At the current pace of research and development, global oil will run out 90 years before replacement technologies are ready, says a new UC Davis study based on stock market expectations.
The forecast was published online Nov. 8 in the journal Environmental Science & Technology. It is based on the theory that long-term investors are good predictors of whether and when new energy technologies will become commonplace.
“Our results suggest it will take a long time before renewable replacement fuels can be self-sustaining, at least from a market perspective," said study author Debbie Niemeier, a UC Davis professor of civil and environmental engineering.
Niemeier and co-author Nataliya Malyshkina, a UC Davis postdoctoral researcher, set out to create a new tool that would help policymakers set realistic targets for environmental sustainability and evaluate the progress made toward those goals.
Two key elements of the new theory are market capitalizations (based on stock share prices) and dividends of publicly owned oil companies and alternative-energy companies.

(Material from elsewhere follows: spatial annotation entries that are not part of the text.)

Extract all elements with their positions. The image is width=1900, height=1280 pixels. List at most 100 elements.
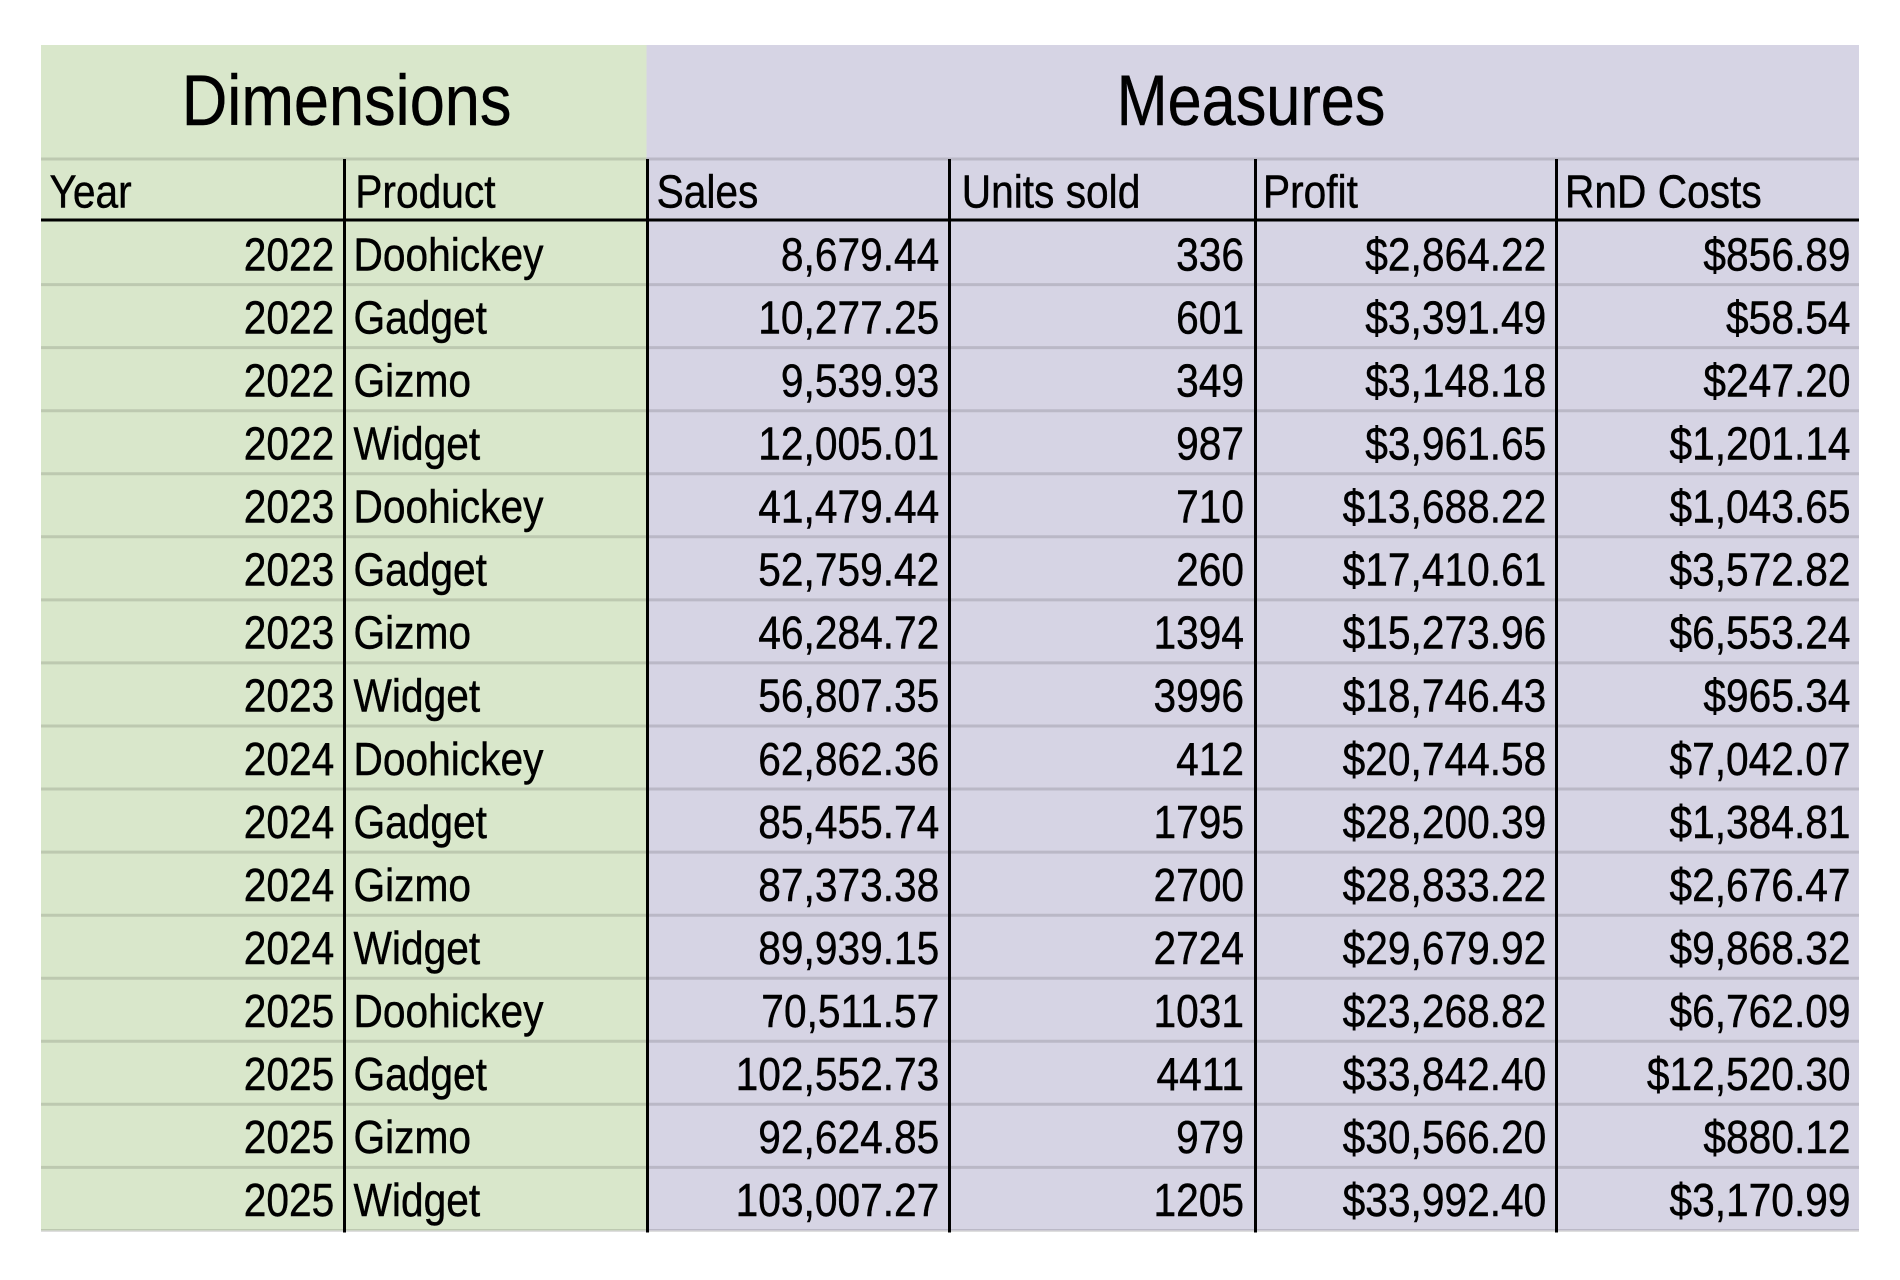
svg-text:103,007.27: 103,007.27 bbox=[736, 1175, 940, 1227]
svg-text:2024: 2024 bbox=[244, 733, 335, 785]
svg-text:12,005.01: 12,005.01 bbox=[758, 418, 939, 470]
svg-text:Gadget: Gadget bbox=[354, 1049, 487, 1101]
svg-text:260: 260 bbox=[1176, 544, 1244, 596]
svg-text:4411: 4411 bbox=[1157, 1049, 1244, 1101]
svg-text:$1,043.65: $1,043.65 bbox=[1669, 481, 1850, 533]
svg-text:Widget: Widget bbox=[354, 1175, 481, 1227]
svg-text:1205: 1205 bbox=[1153, 1175, 1244, 1227]
svg-text:Gadget: Gadget bbox=[354, 292, 487, 344]
svg-text:349: 349 bbox=[1176, 355, 1244, 407]
svg-text:$20,744.58: $20,744.58 bbox=[1343, 733, 1547, 785]
svg-text:9,539.93: 9,539.93 bbox=[781, 355, 939, 407]
svg-text:1394: 1394 bbox=[1153, 607, 1244, 659]
svg-text:$33,992.40: $33,992.40 bbox=[1343, 1175, 1547, 1227]
svg-text:$18,746.43: $18,746.43 bbox=[1343, 670, 1547, 722]
svg-text:56,807.35: 56,807.35 bbox=[758, 670, 939, 722]
svg-text:710: 710 bbox=[1176, 481, 1244, 533]
svg-text:2025: 2025 bbox=[244, 1049, 335, 1101]
svg-text:2700: 2700 bbox=[1153, 859, 1244, 911]
svg-text:$6,762.09: $6,762.09 bbox=[1669, 985, 1850, 1037]
svg-text:2023: 2023 bbox=[244, 670, 335, 722]
svg-text:412: 412 bbox=[1176, 733, 1244, 785]
svg-text:$12,520.30: $12,520.30 bbox=[1647, 1049, 1851, 1101]
svg-text:1795: 1795 bbox=[1153, 796, 1244, 848]
svg-text:8,679.44: 8,679.44 bbox=[781, 229, 939, 281]
svg-text:$58.54: $58.54 bbox=[1726, 292, 1850, 344]
svg-text:$3,148.18: $3,148.18 bbox=[1365, 355, 1546, 407]
svg-text:Widget: Widget bbox=[354, 922, 481, 974]
svg-text:Product: Product bbox=[355, 166, 495, 218]
svg-text:Units sold: Units sold bbox=[962, 166, 1141, 218]
svg-text:Gizmo: Gizmo bbox=[354, 859, 472, 911]
svg-text:2025: 2025 bbox=[244, 985, 335, 1037]
svg-text:Doohickey: Doohickey bbox=[354, 985, 544, 1037]
svg-text:Dimensions: Dimensions bbox=[182, 61, 512, 141]
svg-text:$29,679.92: $29,679.92 bbox=[1343, 922, 1547, 974]
svg-text:102,552.73: 102,552.73 bbox=[736, 1049, 940, 1101]
svg-text:$3,961.65: $3,961.65 bbox=[1365, 418, 1546, 470]
svg-text:2023: 2023 bbox=[244, 481, 335, 533]
svg-text:$28,200.39: $28,200.39 bbox=[1343, 796, 1547, 848]
svg-text:336: 336 bbox=[1176, 229, 1244, 281]
svg-text:2022: 2022 bbox=[244, 229, 335, 281]
svg-text:$28,833.22: $28,833.22 bbox=[1343, 859, 1547, 911]
svg-text:$1,384.81: $1,384.81 bbox=[1669, 796, 1850, 848]
svg-text:$856.89: $856.89 bbox=[1703, 229, 1850, 281]
svg-text:601: 601 bbox=[1176, 292, 1244, 344]
svg-text:52,759.42: 52,759.42 bbox=[758, 544, 939, 596]
svg-text:979: 979 bbox=[1176, 1112, 1244, 1164]
svg-text:Doohickey: Doohickey bbox=[354, 733, 544, 785]
svg-text:$30,566.20: $30,566.20 bbox=[1343, 1112, 1547, 1164]
svg-text:1031: 1031 bbox=[1153, 985, 1244, 1037]
svg-text:Widget: Widget bbox=[354, 670, 481, 722]
svg-text:2025: 2025 bbox=[244, 1112, 335, 1164]
svg-text:2023: 2023 bbox=[244, 607, 335, 659]
svg-text:$17,410.61: $17,410.61 bbox=[1343, 544, 1547, 596]
svg-text:Widget: Widget bbox=[354, 418, 481, 470]
svg-text:Sales: Sales bbox=[657, 166, 759, 218]
svg-text:87,373.38: 87,373.38 bbox=[758, 859, 939, 911]
svg-text:3996: 3996 bbox=[1153, 670, 1244, 722]
svg-text:$1,201.14: $1,201.14 bbox=[1669, 418, 1850, 470]
svg-text:2023: 2023 bbox=[244, 544, 335, 596]
svg-text:41,479.44: 41,479.44 bbox=[758, 481, 939, 533]
svg-text:$9,868.32: $9,868.32 bbox=[1669, 922, 1850, 974]
svg-text:$3,572.82: $3,572.82 bbox=[1669, 544, 1850, 596]
svg-text:Measures: Measures bbox=[1117, 61, 1386, 141]
svg-text:$3,391.49: $3,391.49 bbox=[1365, 292, 1546, 344]
svg-text:$965.34: $965.34 bbox=[1703, 670, 1850, 722]
svg-text:10,277.25: 10,277.25 bbox=[758, 292, 939, 344]
svg-text:2022: 2022 bbox=[244, 418, 335, 470]
svg-text:$3,170.99: $3,170.99 bbox=[1669, 1175, 1850, 1227]
svg-text:$880.12: $880.12 bbox=[1703, 1112, 1850, 1164]
svg-text:Year: Year bbox=[50, 166, 132, 218]
svg-text:$13,688.22: $13,688.22 bbox=[1343, 481, 1547, 533]
svg-text:$7,042.07: $7,042.07 bbox=[1669, 733, 1850, 785]
svg-text:Gadget: Gadget bbox=[354, 544, 487, 596]
svg-text:2022: 2022 bbox=[244, 355, 335, 407]
svg-text:46,284.72: 46,284.72 bbox=[758, 607, 939, 659]
svg-text:85,455.74: 85,455.74 bbox=[758, 796, 939, 848]
svg-text:62,862.36: 62,862.36 bbox=[758, 733, 939, 785]
svg-text:2024: 2024 bbox=[244, 796, 335, 848]
svg-text:Gizmo: Gizmo bbox=[354, 1112, 472, 1164]
svg-text:2724: 2724 bbox=[1153, 922, 1244, 974]
svg-text:2024: 2024 bbox=[244, 922, 335, 974]
svg-text:70,511.57: 70,511.57 bbox=[761, 985, 939, 1037]
svg-text:2025: 2025 bbox=[244, 1175, 335, 1227]
svg-text:$23,268.82: $23,268.82 bbox=[1343, 985, 1547, 1037]
svg-text:Gizmo: Gizmo bbox=[354, 355, 472, 407]
svg-text:$2,676.47: $2,676.47 bbox=[1669, 859, 1850, 911]
svg-text:92,624.85: 92,624.85 bbox=[758, 1112, 939, 1164]
svg-text:$247.20: $247.20 bbox=[1703, 355, 1850, 407]
svg-text:2024: 2024 bbox=[244, 859, 335, 911]
svg-text:2022: 2022 bbox=[244, 292, 335, 344]
svg-text:89,939.15: 89,939.15 bbox=[758, 922, 939, 974]
svg-text:Gadget: Gadget bbox=[354, 796, 487, 848]
svg-text:987: 987 bbox=[1176, 418, 1244, 470]
svg-text:Doohickey: Doohickey bbox=[354, 481, 544, 533]
svg-text:Gizmo: Gizmo bbox=[354, 607, 472, 659]
svg-text:$33,842.40: $33,842.40 bbox=[1343, 1049, 1547, 1101]
svg-text:$6,553.24: $6,553.24 bbox=[1669, 607, 1850, 659]
svg-text:$2,864.22: $2,864.22 bbox=[1365, 229, 1546, 281]
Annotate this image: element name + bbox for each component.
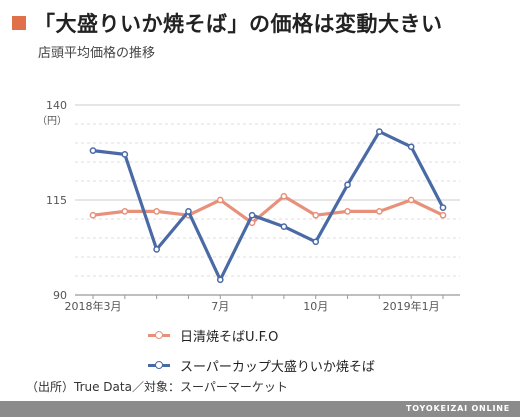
title-row: 「大盛りいか焼そば」の価格は変動大きい — [12, 8, 443, 38]
legend-swatch-ufo — [148, 330, 170, 339]
data-point-cup — [121, 151, 129, 158]
data-point-ufo — [439, 211, 447, 219]
x-tick-label: 2018年3月 — [65, 299, 122, 313]
data-point-cup — [439, 204, 447, 211]
data-point-ufo — [344, 208, 351, 215]
data-point-ufo — [407, 196, 415, 204]
x-tick-label: 2019年1月 — [383, 299, 440, 313]
chart-legend: 日清焼そばU.F.O スーパーカップ大盛りいか焼そば — [148, 322, 375, 382]
data-point-ufo — [121, 208, 129, 215]
x-tick-label: 7月 — [211, 300, 229, 313]
legend-swatch-cup — [148, 360, 170, 369]
y-unit-label: （円） — [37, 115, 67, 127]
data-point-cup — [376, 128, 383, 135]
data-point-cup — [312, 238, 320, 246]
data-point-ufo — [216, 196, 224, 204]
chart-subtitle: 店頭平均価格の推移 — [38, 46, 156, 61]
title-marker — [12, 16, 26, 30]
data-point-cup — [280, 223, 288, 230]
legend-label-ufo: 日清焼そばU.F.O — [180, 329, 279, 345]
legend-item-ufo: 日清焼そばU.F.O — [148, 322, 375, 348]
data-point-cup — [248, 211, 256, 219]
series-line-ufo — [91, 194, 445, 225]
legend-label-cup: スーパーカップ大盛りいか焼そば — [180, 359, 375, 375]
line-chart: 90 115 140 （円） 2018年3月 7月 10月 2019年1月 — [37, 99, 460, 313]
data-point-ufo — [312, 211, 320, 219]
data-point-cup — [153, 246, 160, 253]
chart-title: 「大盛りいか焼そば」の価格は変動大きい — [34, 12, 443, 36]
source-note: （出所）True Data／対象：スーパーマーケット — [26, 380, 288, 394]
y-tick-label: 90 — [53, 289, 67, 302]
legend-item-cup: スーパーカップ大盛りいか焼そば — [148, 352, 375, 378]
data-point-cup — [344, 181, 351, 189]
brand-footer: TOYOKEIZAI ONLINE — [0, 401, 520, 417]
data-point-ufo — [153, 208, 160, 215]
x-tick-label: 10月 — [303, 300, 328, 313]
data-point-ufo — [89, 211, 97, 219]
y-tick-label: 115 — [46, 194, 67, 207]
data-point-cup — [185, 208, 192, 215]
y-tick-label: 140 — [46, 99, 67, 112]
data-point-cup — [407, 143, 415, 151]
series-line-cup — [91, 130, 445, 282]
data-point-ufo — [280, 192, 288, 200]
data-point-cup — [216, 276, 224, 284]
data-point-ufo — [376, 208, 383, 215]
data-point-cup — [89, 147, 97, 154]
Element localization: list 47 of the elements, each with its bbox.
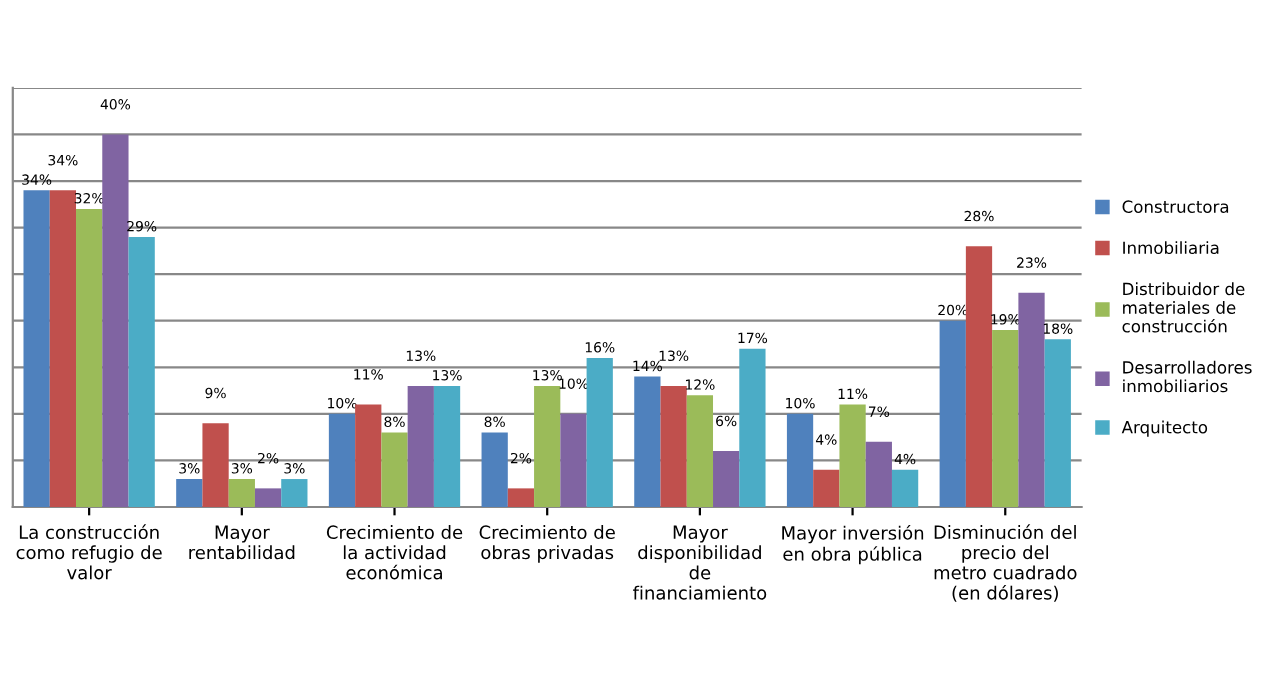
bar	[813, 469, 840, 507]
legend-label: Distribuidor de materiales de construcción	[1122, 282, 1245, 333]
bar	[786, 413, 814, 507]
bar	[713, 451, 740, 507]
bar	[355, 404, 382, 507]
x-tick-label: Crecimiento de la actividad económica	[326, 525, 463, 580]
legend-label: Desarrolladores inmobiliarios	[1123, 360, 1252, 393]
legend-label: Constructora	[1122, 200, 1229, 213]
bar	[865, 441, 892, 507]
bar	[23, 190, 50, 507]
bar	[560, 413, 587, 507]
bar	[76, 208, 103, 507]
x-tick-label: Mayor disponibilidad de financiamiento	[632, 525, 767, 600]
x-tick-label: La construcción como refugio de valor	[16, 524, 162, 580]
bar	[534, 385, 561, 507]
bar	[686, 395, 714, 507]
bar	[102, 134, 129, 507]
bar	[634, 376, 661, 507]
x-tick-label: Mayor rentabilidad	[189, 525, 295, 560]
bar	[254, 488, 282, 507]
bar	[202, 423, 229, 507]
bar	[739, 348, 766, 507]
bar	[228, 479, 255, 507]
bar	[660, 385, 687, 507]
bar	[1018, 292, 1045, 507]
bar	[481, 432, 508, 507]
bar	[1044, 339, 1071, 507]
bar	[507, 488, 535, 507]
x-tick-label: Crecimiento de obras privadas	[479, 525, 615, 563]
bar	[965, 246, 993, 507]
bar	[281, 479, 308, 507]
bar	[328, 413, 356, 507]
bar	[49, 190, 77, 507]
bar	[176, 479, 203, 507]
bar	[128, 236, 155, 507]
x-tick-label: Mayor inversión en obra pública	[782, 525, 924, 565]
bar	[586, 357, 613, 507]
x-tick-label: Disminución del precio del metro cuadrado (en dólares)	[934, 524, 1077, 602]
legend-label: Arquitecto	[1121, 420, 1208, 437]
bar	[407, 385, 434, 507]
bar	[433, 385, 461, 507]
bar	[992, 330, 1019, 507]
legend-label: Inmobiliaria	[1123, 241, 1219, 255]
bar	[891, 469, 919, 507]
bar	[939, 320, 966, 507]
bar	[381, 432, 408, 507]
bar	[839, 404, 866, 507]
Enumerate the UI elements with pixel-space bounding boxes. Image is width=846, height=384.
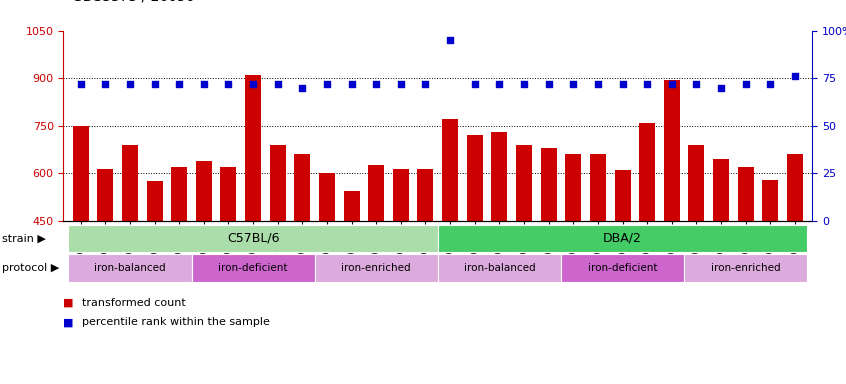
Point — [468, 81, 481, 87]
Bar — [146, 181, 162, 221]
Point — [271, 81, 284, 87]
Point — [739, 81, 752, 87]
Point — [370, 81, 383, 87]
Point — [492, 81, 506, 87]
Text: ■: ■ — [63, 298, 74, 308]
Text: iron-balanced: iron-balanced — [94, 263, 166, 273]
Bar — [393, 169, 409, 221]
Bar — [245, 75, 261, 221]
Bar — [516, 145, 532, 221]
Text: transformed count: transformed count — [82, 298, 186, 308]
Bar — [639, 122, 655, 221]
Text: percentile rank within the sample: percentile rank within the sample — [82, 317, 270, 327]
Bar — [664, 80, 680, 221]
Point — [148, 81, 162, 87]
Point — [320, 81, 333, 87]
Point — [689, 81, 703, 87]
Bar — [713, 159, 729, 221]
Text: iron-enriched: iron-enriched — [342, 263, 411, 273]
Point — [591, 81, 605, 87]
Point — [714, 85, 728, 91]
Bar — [343, 191, 360, 221]
Point — [788, 73, 802, 79]
Bar — [467, 135, 483, 221]
Point — [443, 37, 457, 43]
Bar — [122, 145, 138, 221]
Bar — [689, 145, 705, 221]
Text: strain ▶: strain ▶ — [2, 233, 46, 243]
Point — [640, 81, 654, 87]
Point — [295, 85, 309, 91]
Bar — [171, 167, 187, 221]
Point — [98, 81, 112, 87]
Bar — [417, 169, 433, 221]
Bar — [270, 145, 286, 221]
Text: iron-deficient: iron-deficient — [588, 263, 657, 273]
Point — [173, 81, 186, 87]
Bar — [221, 167, 237, 221]
Point — [394, 81, 408, 87]
Bar — [294, 154, 310, 221]
Point — [345, 81, 359, 87]
Point — [419, 81, 432, 87]
Bar — [565, 154, 581, 221]
Point — [197, 81, 211, 87]
Text: C57BL/6: C57BL/6 — [227, 232, 279, 245]
Point — [74, 81, 87, 87]
Text: iron-enriched: iron-enriched — [711, 263, 781, 273]
Bar — [195, 161, 212, 221]
Bar — [614, 170, 630, 221]
Bar — [541, 148, 557, 221]
Point — [567, 81, 580, 87]
Bar — [442, 119, 459, 221]
Point — [665, 81, 678, 87]
Point — [764, 81, 777, 87]
Point — [542, 81, 556, 87]
Bar — [492, 132, 508, 221]
Text: GDS3373 / 26056: GDS3373 / 26056 — [72, 0, 195, 4]
Bar — [787, 154, 803, 221]
Text: ■: ■ — [63, 317, 74, 327]
Point — [246, 81, 260, 87]
Bar — [97, 169, 113, 221]
Point — [517, 81, 530, 87]
Bar — [73, 126, 89, 221]
Bar — [762, 180, 778, 221]
Point — [124, 81, 137, 87]
Text: DBA/2: DBA/2 — [603, 232, 642, 245]
Text: iron-balanced: iron-balanced — [464, 263, 536, 273]
Text: iron-deficient: iron-deficient — [218, 263, 288, 273]
Bar — [590, 154, 606, 221]
Bar — [738, 167, 754, 221]
Text: protocol ▶: protocol ▶ — [2, 263, 59, 273]
Bar — [368, 166, 384, 221]
Point — [222, 81, 235, 87]
Bar — [319, 173, 335, 221]
Point — [616, 81, 629, 87]
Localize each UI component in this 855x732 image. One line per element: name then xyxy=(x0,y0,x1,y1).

Other analysts have previously used similar equations to predict events in finance, politics and sports.
“Sophisticated investors tend to put considerable effort into collecting, processing and understanding information relevant to the future cash flows paid by securities," said Malyshkina. "As a result, market forecasts of future events, representing consensus predictions of a large number of investors, tend to be relatively accurate.”
Niemeier said the new study's findings are a warning that current renewable-fuel targets are not ambitious enough to prevent harm to society, economic development and natural ecosystems.
“We need stronger policy impetus to push the development of these alternative replacement technologies along,” she said.